Прошу вывести на экран материалы по делу.

Материалы по делу.

«3-го июня 1989-го года в Пекин вошли танки. Руководство КНР приняло решение силой разогнать толпу, которая уже полмесяца бунтовала в центре китайской столицы. На площади Тяньаньмэнь перед колонной танков встал неизвестный бунтарь с авоськами в руках. Полчаса безоружному китайцу удавалось сдерживать бронетехнику. События на Тяньаньмэне стали сигналом для всего мирового сообщества: Китай изменился. Как считали в то время на Западе, Китай начал свой путь к демократии во времена гласности и перестройки в СССР.

Сегодня эксперты уверены, что переходный период затянулся. Китай так и не примкнул к странам капиталистического блока и не остался в рядах социалистов. Первые серьезные реформы в Поднебесной связаны с именем Дэн Сяопина. Именно ему принадлежит концепция Нового Мышления, вывод страны на мировой рынок и идея социализма с китайской спецификой. Воодушевленные изменениями в Советском Союзе, тысячи китайских студентов выступили против недостаточных, как им казалось, мер для глубинной демократизации страны. По мнению многих политологов, трагедия на Тяньаньмэне остановила Китай на распутье.

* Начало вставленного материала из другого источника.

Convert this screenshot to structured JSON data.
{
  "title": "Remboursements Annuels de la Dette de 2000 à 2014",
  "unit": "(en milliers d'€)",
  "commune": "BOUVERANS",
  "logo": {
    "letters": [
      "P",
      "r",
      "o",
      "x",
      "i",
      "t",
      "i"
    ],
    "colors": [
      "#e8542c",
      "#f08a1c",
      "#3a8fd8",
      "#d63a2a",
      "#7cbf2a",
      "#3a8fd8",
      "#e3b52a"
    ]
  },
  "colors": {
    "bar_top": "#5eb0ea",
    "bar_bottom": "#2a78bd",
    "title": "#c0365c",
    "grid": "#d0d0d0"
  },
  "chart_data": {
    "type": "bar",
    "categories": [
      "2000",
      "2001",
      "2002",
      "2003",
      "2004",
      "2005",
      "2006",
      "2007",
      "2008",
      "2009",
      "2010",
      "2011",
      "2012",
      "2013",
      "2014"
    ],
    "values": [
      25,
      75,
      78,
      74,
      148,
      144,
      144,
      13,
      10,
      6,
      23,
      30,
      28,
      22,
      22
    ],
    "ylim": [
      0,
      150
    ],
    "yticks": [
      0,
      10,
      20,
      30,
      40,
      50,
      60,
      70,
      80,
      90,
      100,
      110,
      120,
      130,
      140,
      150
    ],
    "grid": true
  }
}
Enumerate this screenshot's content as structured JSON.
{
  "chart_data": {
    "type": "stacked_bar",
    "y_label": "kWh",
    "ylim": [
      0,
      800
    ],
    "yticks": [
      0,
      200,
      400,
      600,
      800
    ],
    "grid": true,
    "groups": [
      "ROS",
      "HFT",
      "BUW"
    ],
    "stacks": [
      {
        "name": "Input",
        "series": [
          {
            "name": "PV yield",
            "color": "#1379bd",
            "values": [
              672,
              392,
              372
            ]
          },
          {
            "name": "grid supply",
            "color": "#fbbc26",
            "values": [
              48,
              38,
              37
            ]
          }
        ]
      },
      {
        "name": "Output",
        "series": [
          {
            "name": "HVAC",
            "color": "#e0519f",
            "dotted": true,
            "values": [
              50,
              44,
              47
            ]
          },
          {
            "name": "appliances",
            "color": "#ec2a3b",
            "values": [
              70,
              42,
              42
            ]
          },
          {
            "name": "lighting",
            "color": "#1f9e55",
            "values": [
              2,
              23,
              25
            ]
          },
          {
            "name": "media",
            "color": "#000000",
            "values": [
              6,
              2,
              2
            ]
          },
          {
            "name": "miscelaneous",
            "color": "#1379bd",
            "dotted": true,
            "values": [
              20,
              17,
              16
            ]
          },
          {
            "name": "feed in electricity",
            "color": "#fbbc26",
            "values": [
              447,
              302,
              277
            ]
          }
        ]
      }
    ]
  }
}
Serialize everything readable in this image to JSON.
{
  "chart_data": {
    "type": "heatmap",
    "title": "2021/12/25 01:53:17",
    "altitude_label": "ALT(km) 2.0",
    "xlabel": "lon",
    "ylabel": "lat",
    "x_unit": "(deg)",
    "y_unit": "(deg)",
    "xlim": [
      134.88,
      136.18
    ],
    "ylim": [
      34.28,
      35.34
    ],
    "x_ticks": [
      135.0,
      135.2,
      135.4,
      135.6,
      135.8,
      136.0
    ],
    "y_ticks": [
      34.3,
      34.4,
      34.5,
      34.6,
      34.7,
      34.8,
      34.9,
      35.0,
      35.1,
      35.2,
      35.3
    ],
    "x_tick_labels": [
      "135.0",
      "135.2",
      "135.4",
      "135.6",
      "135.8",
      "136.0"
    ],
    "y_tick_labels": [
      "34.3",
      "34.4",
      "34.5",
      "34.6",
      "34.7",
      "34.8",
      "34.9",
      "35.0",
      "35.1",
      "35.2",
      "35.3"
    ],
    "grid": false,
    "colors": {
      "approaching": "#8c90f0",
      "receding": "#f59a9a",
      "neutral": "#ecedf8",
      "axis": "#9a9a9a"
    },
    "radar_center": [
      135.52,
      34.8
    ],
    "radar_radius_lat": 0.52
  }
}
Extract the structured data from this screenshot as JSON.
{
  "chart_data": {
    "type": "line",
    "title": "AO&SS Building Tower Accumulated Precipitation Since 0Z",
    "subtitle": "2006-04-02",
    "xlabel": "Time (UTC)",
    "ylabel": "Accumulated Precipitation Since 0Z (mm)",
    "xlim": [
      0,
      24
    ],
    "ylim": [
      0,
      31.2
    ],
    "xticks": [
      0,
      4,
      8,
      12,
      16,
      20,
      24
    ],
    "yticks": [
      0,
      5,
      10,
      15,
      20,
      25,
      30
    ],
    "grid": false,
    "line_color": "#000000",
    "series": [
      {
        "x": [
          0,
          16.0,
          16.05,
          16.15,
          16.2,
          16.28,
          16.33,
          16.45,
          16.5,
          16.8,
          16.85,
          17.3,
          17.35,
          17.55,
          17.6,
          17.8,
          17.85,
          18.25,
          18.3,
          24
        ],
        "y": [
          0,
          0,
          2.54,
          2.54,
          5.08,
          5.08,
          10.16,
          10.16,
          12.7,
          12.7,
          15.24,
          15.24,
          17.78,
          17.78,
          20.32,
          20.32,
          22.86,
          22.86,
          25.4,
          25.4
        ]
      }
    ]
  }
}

Опасаясь дальнейших народных выступлений, власти не стали проводить радикальных реформ, так и не смогли сделать выбор между демократией и коммунизмом. Большинство экономистов уверены: на этом распутье Китай остается до сих пор, добиваясь невероятных успехов на мировом рынке».

Сванидзе: До начала прений у меня вопрос и к обвинителю, и к защитнику: в чем актуальность темы? Прошу Вас, сторона обвинения. Леонид Михайлович. Актуализируйте тему.

Млечин: Моя трудовая деятельность началась в феврале 79-го года — в те дни, когда Китай напал на Вьетнам. Это вообще был шок! Впервые одна социалистическая страна воевала против другой. И я помню свой первый день на работе. Спустился в комнату, где у нас читали служебные вестники ТАСС, там собралась, значит, вся публика, и один человек так с мечтательным выражением лица сказал: «Эх, врезать бы сейчас ядерной бомбой по Китаю, по Синдзяню».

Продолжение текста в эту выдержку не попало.